William Moriarty

From Wikipedia, the free encyclopedia
(Redirected from Bill Moriarty)

William "Bill" Moriarty (1890, London, United Kingdom – April 14, 1936) was a Canadian Communist and Right Oppositionist. He was general secretary of the Communist Party of Canada from 1921 to 1923.

Moriarty was born in England and became a trade unionist working as a tin miner in Cornwall, a railway worker and then a miner in Wales. He moved to Canada in 1912 and worked first as a harvest worker. He joined the Socialist Party of Canada becoming involved in its left wing and was one of the founding members of the Communist Party of Canada and was elected to the Central Executive Committee at its founding convention May 1921 and was the first general secretary of the Workers' Party of Canada which was the legal wing of the underground Communist Party. He remained one of the leading members of the Communist Party throughout the 1920s and was elected to the executive of the Communist International in 1925. He was expelled from the party in 1930 as a supporter of the "Right Opposition", pro-Bukharin, Jay Lovestone current in the Comintern.[1]

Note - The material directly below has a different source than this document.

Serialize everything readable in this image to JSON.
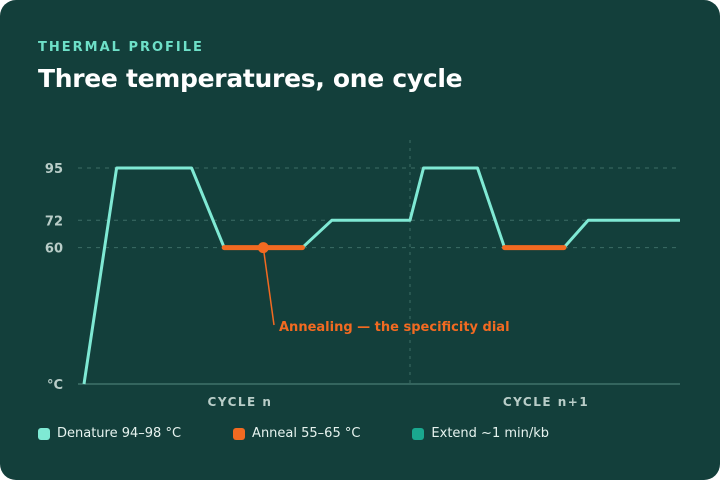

He founded the Toronto-based Marxian Educational League which was a branch of Lovestone's Communist Party (Opposition) and the International Communist Opposition. The M.E.L. affiliated with the Ontario CCF in 1933. He was the M.E.L.'s delegate at the national Cooperative Commonwealth Federation convention that drafted the Regina Manifesto in 1933. Moriarty remained a member of Lovestone's international tendency until his death in 1936.[1]

References[edit]

  1. ^ a b "William Moriarty Dies Suddenly". Workers' Age. April 25, 1936. Retrieved April 27, 2018.